Ci può spiegare a grandi linee di cosa si occupa?
Come open innovation manager mi occupo della gestione dell’innovazione, con uno sguardo alle esigenze che emergono internamente all’organizzazione ed uno all’esterno per cogliere le opportunità e le soluzioni.
Spesso si tende a pensare che l’innovazione derivi da un’idea geniale, nella realtà dei fatti, l’idea non basta. Innovare vuol dire conoscere non solo i bisogni di oggi ma avere la visione del futuro che si svilupperà per realizzare un prodotto e/o un servizio adeguato allo specifico contesto. L’innovazione non sempre è disruptive, si aprono nuovi scenari anche utilizzando in modo “diverso” tecnologie già mature in altri settori, ad esempio applicando soluzioni domotiche in ambito AAL (Ambient Assisted Living). Inoltre la cross-fertilizazion con settori come Automotive e gaming che già si sono avvicinati al mondo dell’intelligenza artificiale può facilitare la creazione di nuove prospettive in ambito healthcare.
Nel nostro settore l’applicazione delle nuove tecnologie è di grande impatto, può cambiare la qualità della vita di persone fragili e facilitare il lavoro degli operatori.
Per essere allineati con i nuovi trend è importante aprire un dialogo costante e costruttivo con diversi stakeholder istituzionali ed investire in partnership e collaborazioni con i soggetti che fanno ricerca e innovazione come Università, Centri di Ricerca, start-up e le associazioni imprenditoriali.
Nel paradigma dell’open innovation il vero driver del cambiamento è lo scambio di idee tra chi sviluppa nuove tecnologie e il patrimonio di competenze presenti in azienda.
Quando era piccola, cosa sognava di fare da grande?
Da molto piccola sognavo di poter aggiustare le “cose”, ad esempio il televisore di nonna.
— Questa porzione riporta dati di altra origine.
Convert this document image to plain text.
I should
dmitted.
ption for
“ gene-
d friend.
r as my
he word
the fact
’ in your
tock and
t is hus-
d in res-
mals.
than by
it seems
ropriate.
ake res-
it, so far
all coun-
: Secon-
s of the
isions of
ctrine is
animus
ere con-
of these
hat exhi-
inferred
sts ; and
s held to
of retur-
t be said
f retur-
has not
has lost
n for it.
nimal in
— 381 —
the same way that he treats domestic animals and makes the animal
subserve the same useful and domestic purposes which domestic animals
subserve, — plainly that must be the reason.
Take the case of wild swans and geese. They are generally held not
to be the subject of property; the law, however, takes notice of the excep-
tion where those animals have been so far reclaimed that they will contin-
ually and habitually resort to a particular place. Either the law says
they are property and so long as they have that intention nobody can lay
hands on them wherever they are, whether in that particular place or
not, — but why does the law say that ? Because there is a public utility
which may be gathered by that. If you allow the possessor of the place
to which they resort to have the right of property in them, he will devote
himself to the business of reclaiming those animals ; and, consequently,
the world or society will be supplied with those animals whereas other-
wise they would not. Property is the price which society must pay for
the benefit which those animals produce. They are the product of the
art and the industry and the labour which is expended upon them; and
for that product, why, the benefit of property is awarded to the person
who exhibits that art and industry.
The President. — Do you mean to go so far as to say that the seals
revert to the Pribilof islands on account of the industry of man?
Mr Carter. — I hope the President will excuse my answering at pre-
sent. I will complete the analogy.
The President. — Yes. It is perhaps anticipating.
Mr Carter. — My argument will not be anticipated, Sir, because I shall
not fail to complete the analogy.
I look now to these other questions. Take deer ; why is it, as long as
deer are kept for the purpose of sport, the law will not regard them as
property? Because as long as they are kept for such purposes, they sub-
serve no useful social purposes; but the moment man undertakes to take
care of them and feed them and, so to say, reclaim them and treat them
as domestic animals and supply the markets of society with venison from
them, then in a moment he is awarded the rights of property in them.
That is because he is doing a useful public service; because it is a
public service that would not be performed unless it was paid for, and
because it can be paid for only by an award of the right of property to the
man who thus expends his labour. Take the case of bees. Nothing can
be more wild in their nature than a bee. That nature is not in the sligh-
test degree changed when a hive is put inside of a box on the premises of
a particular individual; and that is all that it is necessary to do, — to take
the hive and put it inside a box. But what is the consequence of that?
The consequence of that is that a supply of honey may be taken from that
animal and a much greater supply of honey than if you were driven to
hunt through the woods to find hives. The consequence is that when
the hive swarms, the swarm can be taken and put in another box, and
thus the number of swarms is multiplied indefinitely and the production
Il mondo poi è cambiato molto velocemente e le cose non si aggiustano più quindi ho avuto l’opportunità di avvicinarmi alle invenzioni e a creare cose nuove.
Come è arrivata alla laurea in Ingegneria Elettronica e ad occuparsi poi, con un dottorato di ricerca, di modelli organizzativi per il trasferimento di conoscenze? Qual è stato il suo percorso di studi?
Dopo il Liceo Scientifico non avevo assolutamente le idee chiare. Ero molto interessata alla laurea in fisica, ma dopo aver scoperto la Laurea in Ingegneria Elettronica non ho più avuto dubbi. Una laurea come ingegneria ti consente di affrontare diversi aspetti tecnici e scientifici, non ci si annoia mai.
In un percorso cosi tecnico facilmente ci si scontra con la necessità di brevettare e con i temi della proprietà intellettuale. Da questo percorso nasce la mia passione per il Trasferimento Tecnologico o più precisamente il trasferimento di conoscenze. Decido quindi di approfondire questi temi con un Dottorato in Istituzioni amministrazioni e politiche Regionali (IAPR). Per completare il mio percorso di studi decido di fare esperienza all’estero presso la Lehigh University al Global Village For Future Leaders Of Business and Industry.
E’ sempre stata portata per le materie STEM? Quando è nata questa sua passione?
Ho sempre avuto una grande passione per la matematica e la fisica. Crescendo durante gli anni del liceo ho maturato un grande interesse per la fisica quantistica. Oltre la matematica c’è molto di più …
La scuola le ha fornito un orientamento in questo senso?
Prima di scegliere la facoltà di ingegneria ho raccolto molte informazioni e credo sia stato molto utile per fare una scelta consapevole.
La sua famiglia l’ha sostenuta nella scelta?
Ho sempre scelto con la mia testa e la mia famiglia ha sempre rispettato le mie decisioni. E’ importante avere vicino qualcuno che ti sostenga per realizzare i propri sogni.
Nel suo percorso di studi o nel mondo del lavoro, ha mai incontrato difficoltà in quanto donna?
Il mondo tecnico è spesso maschile e non sempre è percepita la differenza come un valore. Purtroppo come molte donne mi sono confrontata con stereotipi e con valutazioni superficiali.
Quale consiglio si sente di dare alle ragazze che amano le materie STEM e vorrebbero intraprendere questa strada?
La chiave è essere confidente e credere in sé stesse, il contributo che le donne portano sui progetti va oltre la competenza tecnica ma è un approccio e una visione che porta valore anche al team.